De Hannibal à Léopold II

Traduction de l’article de Guido Bosteels paru en néerlandais dans la  revue n° 54 du mois de juin 2020, page  52.

Comment donc expliquer cette étrange association de deux noms de personnages historiques que plus de 2000 ans d’histoire séparent ?  Eh bien, nous avons remarqué que c’est dans notre excellent ‘Guide du Voyageur au Congo Belge’, édité jadis par Inforcongo, que se cache la réponse à cette question.

Il ne fallait évidemment pas s’étonner que ce Guide ait bien eu soin d’attirer l’attention du voyageur sur le site de Gangala na Bodio (dans le district de l’Ituri).  C’est à cet endroit particulier qu’un certain commandant Laplume avait été mis à l’oeuvre, encore à l’époque de l’Etat indépendant,  pour se lancer dans la domestication d’éléphants

Si vous vous demandez qui aurait pu être à l’origine de pareille initiative, la réponse est simple : c’est encore le roi Léopold II ! En effet, bien qu’il ne se soit jamais rendu au Congo, clairvoyant comme il était, il s’était vite rendu compte des besoins considérables en énergie que devait requérir le développement de l’infrastructure congolaise.  Comme le moteur Diesel n’en était qu’à ses premiers balbutiements à la fin du 19e siècle, notre souverain, jamais à court d’idées, s’était souvenu de l’Inde, un pays qui avait maîtrisé depuis des siècles l’art de se servir de la force innée de l’éléphant. C’est ainsi qu’il avait pris l’initiative de faire importer de ce pays quatre éléphants, sans doute triés sur le volet, convaincu qu’il était que cet exemple révolutionnaire pourrait être bénéfique à l’exploitation du sol africain.

Révolutionnaire, c’est le moins qu’on puisse en dire, puisque les auteurs du Guide du voyageur nous ont enseigné qu’il a fallu attendre deux mille et deux cents ans avant que ne se soit renouvelée sur le sol africain l’idée de faire usage de l’énergie dont disposent les éléphants. En effet, il faut remonter aux années 218-201 avant Jésus-Christ, lorsque le général carthaginois Hannibal avait réussi, au cours des guerres puniennes, à faire traverser les Pyrénées et les Alpes par son armée, renforcée par 42 éléphants ‘militarisés’, au point de menacer la ville de Rome et de faire vaciller le puissant empire romain.

Mais revenons à notre époque : il se fait que les éléphants importés des Indes éprouvaient beaucoup de peine à s’habituer à l’environnement africain.
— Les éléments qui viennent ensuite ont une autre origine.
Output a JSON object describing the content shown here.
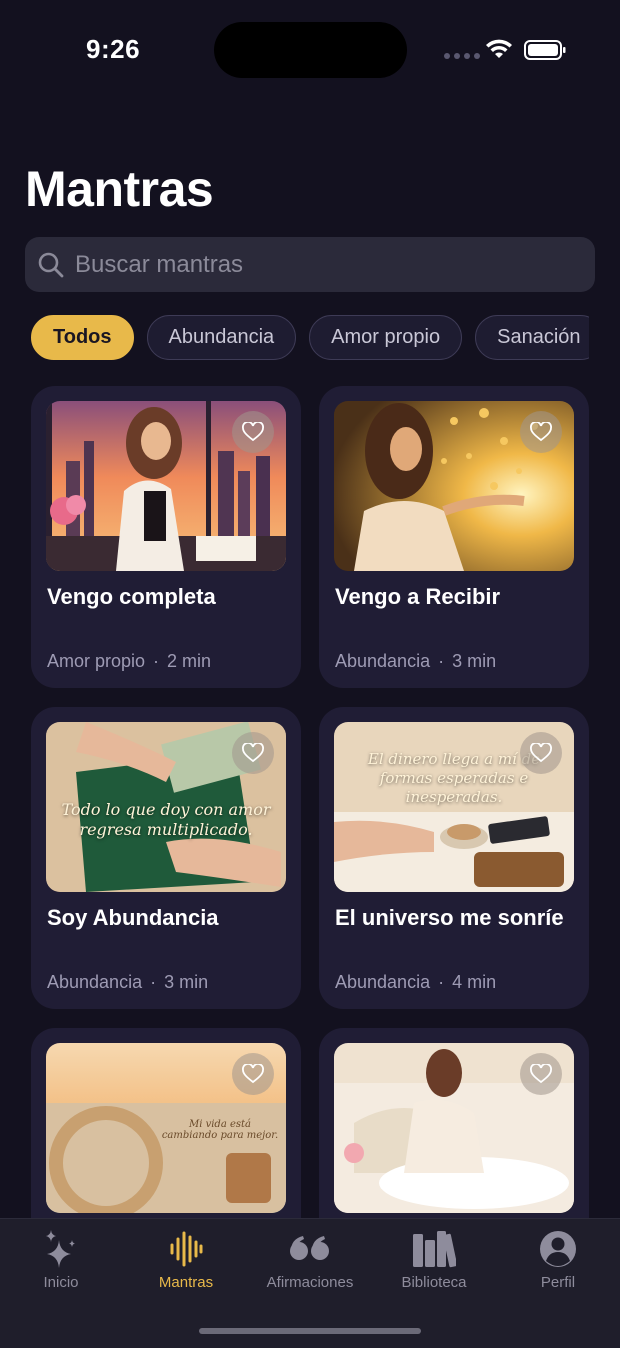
{
  "status_bar": {
    "time": "9:26"
  },
  "header": {
    "title": "Mantras"
  },
  "search": {
    "placeholder": "Buscar mantras"
  },
  "filters": [
    {
      "label": "Todos",
      "active": true
    },
    {
      "label": "Abundancia",
      "active": false
    },
    {
      "label": "Amor propio",
      "active": false
    },
    {
      "label": "Sanación",
      "active": false
    }
  ],
  "cards": [
    {
      "title": "Vengo completa",
      "category": "Amor propio",
      "duration": "2 min",
      "image": "woman-city-sunset",
      "overlay_text": ""
    },
    {
      "title": "Vengo a Recibir",
      "category": "Abundancia",
      "duration": "3 min",
      "image": "woman-golden-coins",
      "overlay_text": ""
    },
    {
      "title": "Soy Abundancia",
      "category": "Abundancia",
      "duration": "3 min",
      "image": "green-wallet-money",
      "overlay_text": "Todo lo que doy con amor regresa multiplicado."
    },
    {
      "title": "El universo me sonríe",
      "category": "Abundancia",
      "duration": "4 min",
      "image": "coffee-wallet-phone",
      "overlay_text": "El dinero llega a mí de formas esperadas e inesperadas."
    },
    {
      "title": "",
      "category": "",
      "duration": "",
      "image": "car-steering-beach",
      "overlay_text": "Mi vida está cambiando para mejor."
    },
    {
      "title": "",
      "category": "",
      "duration": "",
      "image": "woman-bed-journal",
      "overlay_text": ""
    }
  ],
  "tab_bar": {
    "items": [
      {
        "label": "Inicio",
        "icon": "sparkles-icon",
        "active": false
      },
      {
        "label": "Mantras",
        "icon": "waveform-icon",
        "active": true
      },
      {
        "label": "Afirmaciones",
        "icon": "quote-icon",
        "active": false
      },
      {
        "label": "Biblioteca",
        "icon": "books-icon",
        "active": false
      },
      {
        "label": "Perfil",
        "icon": "person-circle-icon",
        "active": false
      }
    ]
  },
  "colors": {
    "background": "#13111f",
    "accent": "#e8b94a",
    "card": "#201d35"
  }
}
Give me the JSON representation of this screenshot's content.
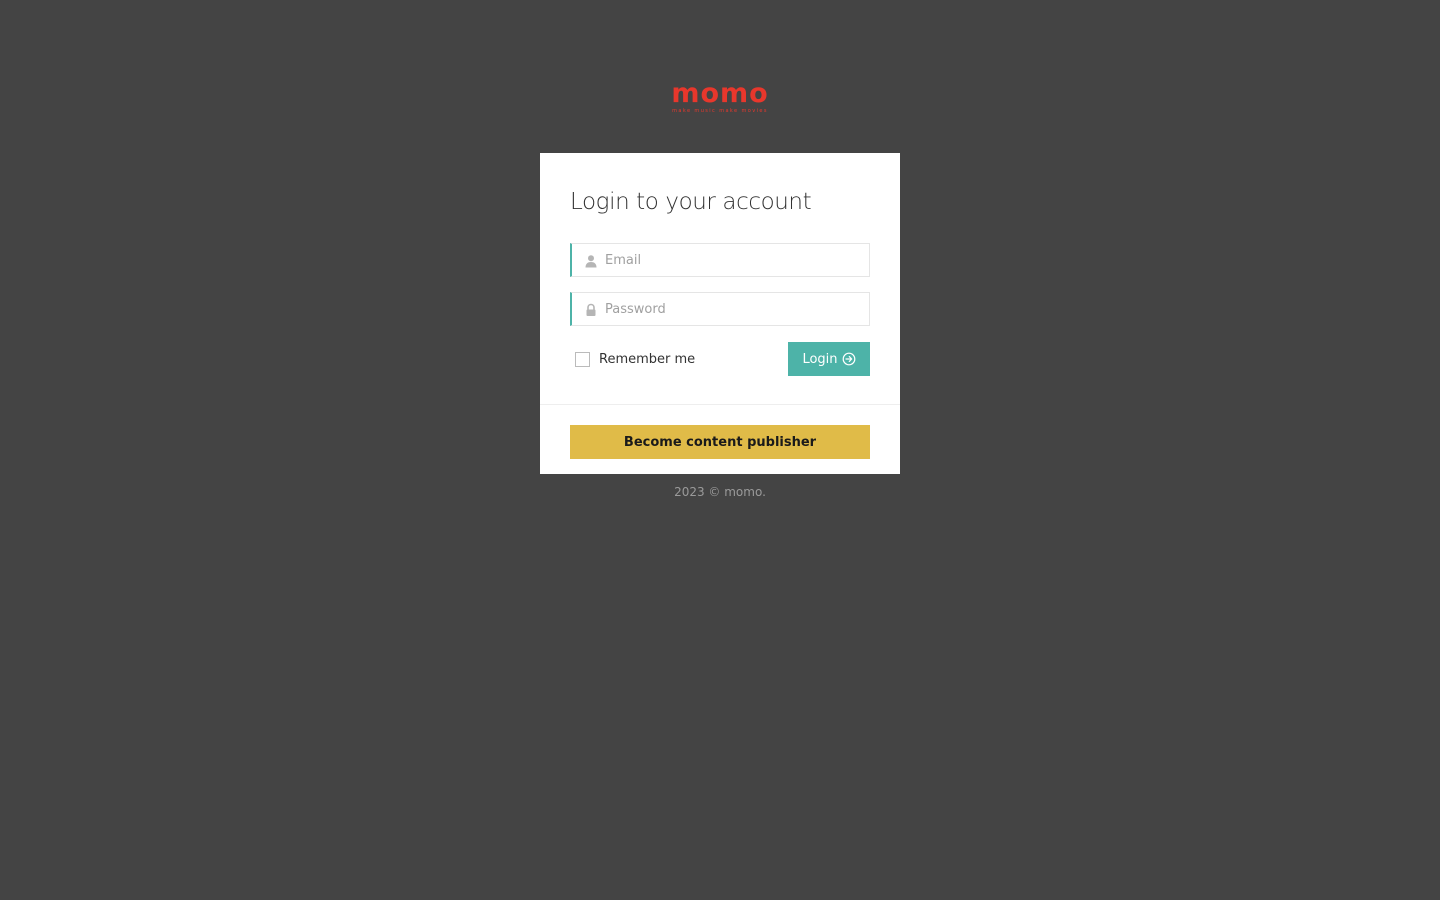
{
  "brand": {
    "logo_text": "momo",
    "tagline": "make music make movies",
    "color": "#e8372c"
  },
  "login": {
    "title": "Login to your account",
    "email_placeholder": "Email",
    "password_placeholder": "Password",
    "remember_label": "Remember me",
    "remember_checked": false,
    "login_label": "Login",
    "email_icon": "user-icon",
    "password_icon": "lock-icon",
    "login_icon": "arrow-circle-right-icon"
  },
  "publisher": {
    "button_label": "Become content publisher"
  },
  "footer": {
    "text": "2023 © momo."
  },
  "colors": {
    "background": "#444444",
    "accent": "#4db3a8",
    "publisher_button": "#e0bb48",
    "card": "#ffffff"
  }
}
Souffraient-ils du mal du pays ? Toujours est-il que moins d’une année après leur arrivée, les quatre animaux importés étaient déjà morts. Qu’à cela ne tienne : entretemps le commandant Laplume était parvenu à s’approprier la technique requise pour dompter un tel animal sauvage. D’abord, il s’agissait de parvenir à isoler un jeune animal d’un troupeau pour le lier à un animal déjà domestiqué, qui deviendrait son ‘moniteur’. En agissant ainsi, l’on parvenait à habituer le jeune animal à la présence humaine et plus particulièrement à l’homme qui allait devenir son cornac personnel. Périodiquement, l’animal était encerclé par des hommes qui devaient chanter, frotter et caresser le jeune animal et le gaver de friandises. Il devait commencer par apprendre à se coucher et à se lever et ensuite il devait s’habituer à se déplacer en transportant son cornac. Ce n’est qu’après dix mois que peut commencer l’apprentissage du travail, des charges de plus en plus lourdes lui étant imposées jusqu’à ce qu’il soit capable de maîtriser des poids de l’ordre de 400 kilos et de déplacer des troncs d’arbres. L’éléphant africain est réputé docile et intelligent, mais il effarouche facilement et ne supporte pas d’être rudoyé. De même, on doit le protéger des rayons du soleil trop vifs.

Le nombre d’éléphants domestiqués a augmenté assez rapidement à Gangala na Bodio. De 3 exemplaires en 1902, on en était déjà à 55 en 1907 et à 70 en 1942-46. Bon nombre de spécimens furent donnés en location par le gouvernement, soit confiés à des parcs d’animaux.  L’on a souvent prétendu que les éléphants ne se reproduisent pas en captivité. Or, au contraire, à Gangala na Bodio on a pu se réjouir plusieurs fois de pareils heureux événements.